I am trying to solve numerically a set of partial differential equations in three dimensions. In each of the equations the next value of the unknown in a point depends on the current value of each unknown in the closest points.
To write an efficient code I need to keep the points close in the three dimensions close in the (one-dimensional) memory space, so that each value is called from memory just once.
I was thinking of using octtrees, but I was wondering if someone knows a better method.

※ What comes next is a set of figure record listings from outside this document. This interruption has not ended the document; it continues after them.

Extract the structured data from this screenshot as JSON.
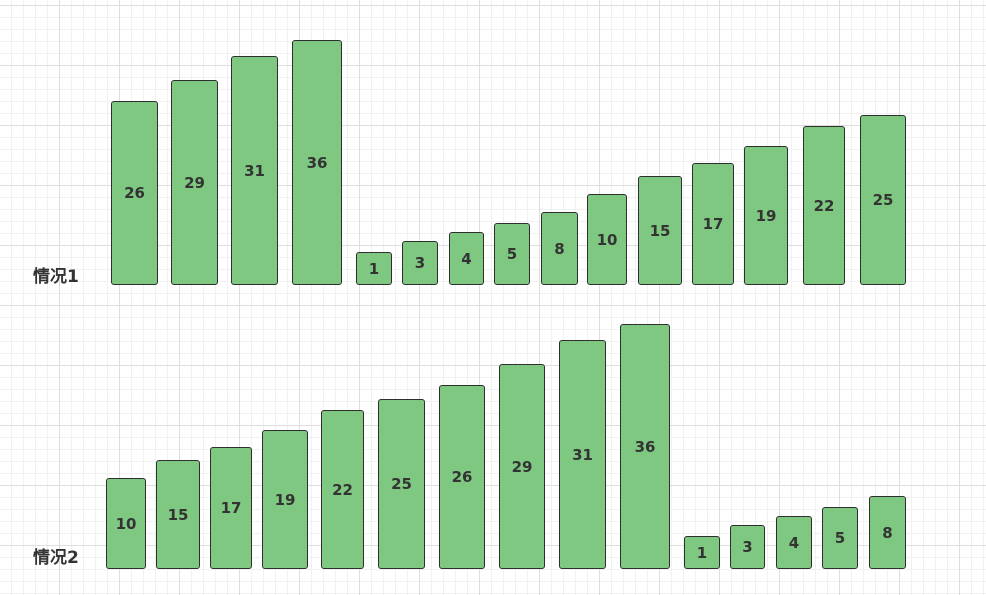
{
  "colors": {
    "bar_fill": "#7ec882",
    "bar_border": "#2e2e2e",
    "text": "#333333",
    "grid": "#dedede"
  },
  "cases": [
    {
      "label": "情况1",
      "values": [
        26,
        29,
        31,
        36,
        1,
        3,
        4,
        5,
        8,
        10,
        15,
        17,
        19,
        22,
        25
      ]
    },
    {
      "label": "情况2",
      "values": [
        10,
        15,
        17,
        19,
        22,
        25,
        26,
        29,
        31,
        36,
        1,
        3,
        4,
        5,
        8
      ]
    }
  ]
}
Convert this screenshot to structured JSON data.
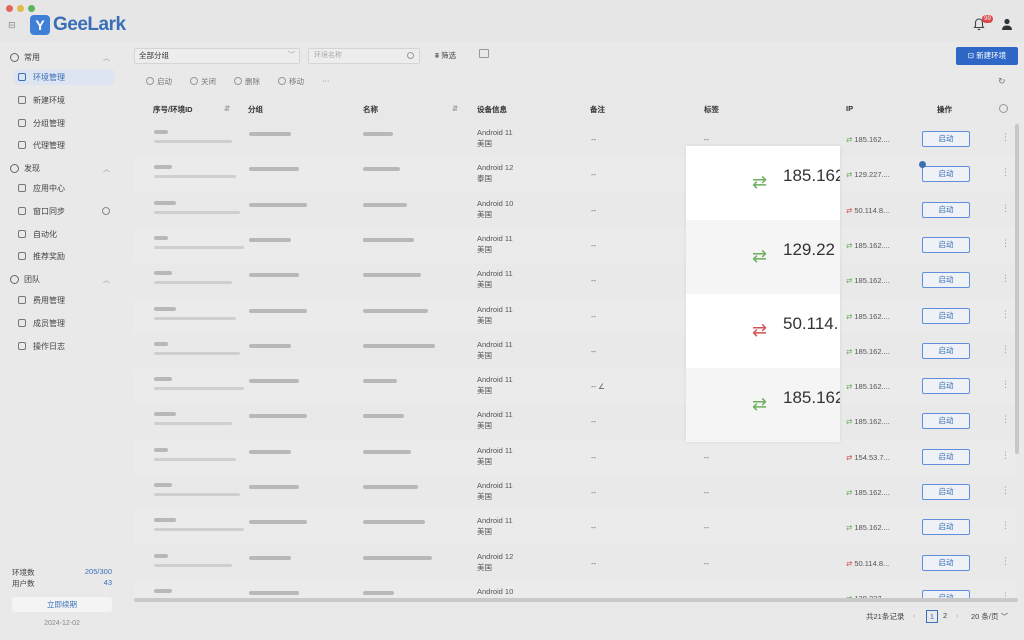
{
  "app": {
    "name": "GeeLark",
    "logo_letter": "Y",
    "notification_count": "99"
  },
  "sidebar": {
    "groups": [
      {
        "label": "常用"
      },
      {
        "label": "发现"
      },
      {
        "label": "团队"
      }
    ],
    "items": [
      {
        "label": "环境管理"
      },
      {
        "label": "新建环境"
      },
      {
        "label": "分组管理"
      },
      {
        "label": "代理管理"
      },
      {
        "label": "应用中心"
      },
      {
        "label": "窗口同步"
      },
      {
        "label": "自动化"
      },
      {
        "label": "推荐奖励"
      },
      {
        "label": "费用管理"
      },
      {
        "label": "成员管理"
      },
      {
        "label": "操作日志"
      }
    ],
    "quota": [
      {
        "label": "环境数",
        "value": "205/300"
      },
      {
        "label": "用户数",
        "value": "43"
      }
    ],
    "renew_label": "立即续期",
    "date": "2024-12-02"
  },
  "toolbar": {
    "group_select": "全部分组",
    "search_placeholder": "环境名称",
    "filter_label": "筛选",
    "new_env_label": "新建环境",
    "actions": [
      "启动",
      "关闭",
      "删除",
      "移动"
    ],
    "more": "···"
  },
  "table": {
    "headers": [
      "序号/环境ID",
      "分组",
      "名称",
      "设备信息",
      "备注",
      "标签",
      "IP",
      "操作"
    ],
    "start_label": "启动",
    "rows": [
      {
        "device": "Android 11",
        "region": "美国",
        "note": "--",
        "tag": "--",
        "ip": "185.162....",
        "status": "green"
      },
      {
        "device": "Android 12",
        "region": "泰国",
        "note": "--",
        "tag": "",
        "ip": "129.227....",
        "status": "green"
      },
      {
        "device": "Android 10",
        "region": "美国",
        "note": "--",
        "tag": "",
        "ip": "50.114.8...",
        "status": "red"
      },
      {
        "device": "Android 11",
        "region": "美国",
        "note": "--",
        "tag": "",
        "ip": "185.162....",
        "status": "green"
      },
      {
        "device": "Android 11",
        "region": "美国",
        "note": "--",
        "tag": "",
        "ip": "185.162....",
        "status": "green"
      },
      {
        "device": "Android 11",
        "region": "美国",
        "note": "--",
        "tag": "",
        "ip": "185.162....",
        "status": "green"
      },
      {
        "device": "Android 11",
        "region": "美国",
        "note": "--",
        "tag": "",
        "ip": "185.162....",
        "status": "green"
      },
      {
        "device": "Android 11",
        "region": "美国",
        "note": "-- ∠",
        "tag": "",
        "ip": "185.162....",
        "status": "green"
      },
      {
        "device": "Android 11",
        "region": "美国",
        "note": "--",
        "tag": "",
        "ip": "185.162....",
        "status": "green"
      },
      {
        "device": "Android 11",
        "region": "美国",
        "note": "--",
        "tag": "--",
        "ip": "154.53.7...",
        "status": "red"
      },
      {
        "device": "Android 11",
        "region": "美国",
        "note": "--",
        "tag": "--",
        "ip": "185.162....",
        "status": "green"
      },
      {
        "device": "Android 11",
        "region": "美国",
        "note": "--",
        "tag": "--",
        "ip": "185.162....",
        "status": "green"
      },
      {
        "device": "Android 12",
        "region": "美国",
        "note": "--",
        "tag": "--",
        "ip": "50.114.8...",
        "status": "red"
      },
      {
        "device": "Android 10",
        "region": "",
        "note": "",
        "tag": "",
        "ip": "129.227...",
        "status": "green"
      }
    ]
  },
  "zoom": {
    "rows": [
      {
        "ip": "185.162",
        "status": "green"
      },
      {
        "ip": "129.22",
        "status": "green"
      },
      {
        "ip": "50.114.",
        "status": "red"
      },
      {
        "ip": "185.162",
        "status": "green"
      }
    ]
  },
  "pagination": {
    "total": "共21条记录",
    "pages": [
      "1",
      "2"
    ],
    "current": "1",
    "page_size": "20 条/页"
  },
  "colors": {
    "accent": "#2f67c6",
    "green": "#6cae5d",
    "red": "#d15454"
  }
}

Octtrees are the way to go. You subdivide the array into 8 octants:
1 2 3 4 --- 5 6 7 8
And then lay them out in memory in the order 1, 2, 3, 4, 5, 6, 7, 8 as above. You repeat this recursively within each octant until you get down to some base size, probably around 128 bytes or so (this is just a guess -- make sure to profile to determine the optimal cutoff point). This has much, much better cache coherency and locality of reference than the naive layout.
One alternative to the tree-method: Use the Morton-Order to encode your data.

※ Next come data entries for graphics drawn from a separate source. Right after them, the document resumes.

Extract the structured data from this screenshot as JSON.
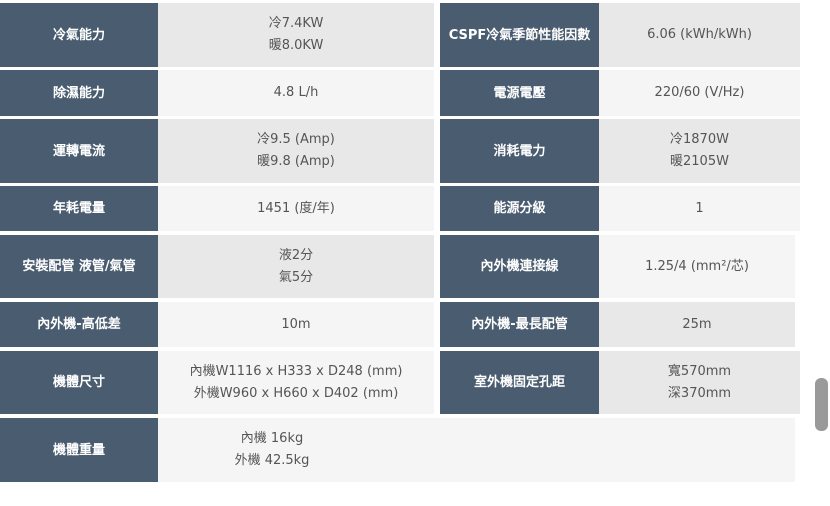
{
  "specs": [
    {
      "l1": "冷氣能力",
      "v1": [
        "冷7.4KW",
        "暖8.0KW"
      ],
      "l2": "CSPF冷氣季節性能因數",
      "v2": [
        "6.06 (kWh/kWh)"
      ]
    },
    {
      "l1": "除濕能力",
      "v1": [
        "4.8 L/h"
      ],
      "l2": "電源電壓",
      "v2": [
        "220/60 (V/Hz)"
      ]
    },
    {
      "l1": "運轉電流",
      "v1": [
        "冷9.5 (Amp)",
        "暖9.8 (Amp)"
      ],
      "l2": "消耗電力",
      "v2": [
        "冷1870W",
        "暖2105W"
      ]
    },
    {
      "l1": "年耗電量",
      "v1": [
        "1451 (度/年)"
      ],
      "l2": "能源分級",
      "v2": [
        "1"
      ]
    },
    {
      "l1": "安裝配管 液管/氣管",
      "v1": [
        "液2分",
        "氣5分"
      ],
      "l2": "內外機連接線",
      "v2": [
        "1.25/4 (mm²/芯)"
      ]
    },
    {
      "l1": "內外機-高低差",
      "v1": [
        "10m"
      ],
      "l2": "內外機-最長配管",
      "v2": [
        "25m"
      ]
    },
    {
      "l1": "機體尺寸",
      "v1": [
        "內機W1116 x H333 x D248 (mm)",
        "外機W960 x H660 x D402 (mm)"
      ],
      "l2": "室外機固定孔距",
      "v2": [
        "寬570mm",
        "深370mm"
      ]
    },
    {
      "l1": "機體重量",
      "v1": [
        "內機 16kg",
        "外機 42.5kg"
      ]
    }
  ],
  "colors": {
    "label_bg": "#4a5d70",
    "cell_dark": "#e8e8e8",
    "cell_light": "#f5f5f5"
  }
}
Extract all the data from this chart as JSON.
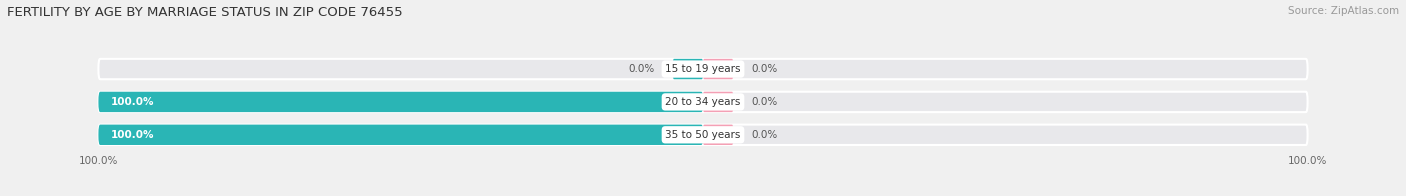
{
  "title": "FERTILITY BY AGE BY MARRIAGE STATUS IN ZIP CODE 76455",
  "source": "Source: ZipAtlas.com",
  "rows": [
    {
      "label": "15 to 19 years",
      "married": 0.0,
      "unmarried": 0.0
    },
    {
      "label": "20 to 34 years",
      "married": 100.0,
      "unmarried": 0.0
    },
    {
      "label": "35 to 50 years",
      "married": 100.0,
      "unmarried": 0.0
    }
  ],
  "married_color": "#2ab5b5",
  "unmarried_color": "#f4a0b5",
  "bar_bg_color": "#e8e8eb",
  "bar_height": 0.62,
  "title_fontsize": 9.5,
  "source_fontsize": 7.5,
  "label_fontsize": 7.5,
  "pct_fontsize": 7.5,
  "tick_fontsize": 7.5,
  "legend_fontsize": 8.5,
  "xlim": [
    -100,
    100
  ],
  "x_tick_labels_left": "100.0%",
  "x_tick_labels_right": "100.0%",
  "background_color": "#f0f0f0"
}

In three dimension it goes like this: Take the coordinate components and interleave each bit two zero bits. Here shown in binary: 11111b becomes 1001001001b
A C-function to do this looks like this (shown for clarity and only for 11 bits):
int morton3 (int a)
{
int result = 0;
int i;
for (i=0; i<11; i++)
{
// check if the i'th bit is set.
int bit = a&(1<<i);
if (bit)
{
// if so set the 3*i'th bit in the result:
result |= 1<<(i*3);
}
}
return result;
}
You can use this function to combine your positions like this:
index = morton3 (position.x) +
morton3 (position.y)*2 +
morton3 (position.z)*4;
This turns your three dimensional index into a one dimensional one. Best part of it: Values that are close in 3D space are close in 1D space as well. If you access values close to each other frequently you will also get a very nice speed-up because the morton-order encoding is optimal in terms of cache locality.
For morton3 you better not use the code above. Use a small table to look up 4 or 8 bits at a time and combine them together.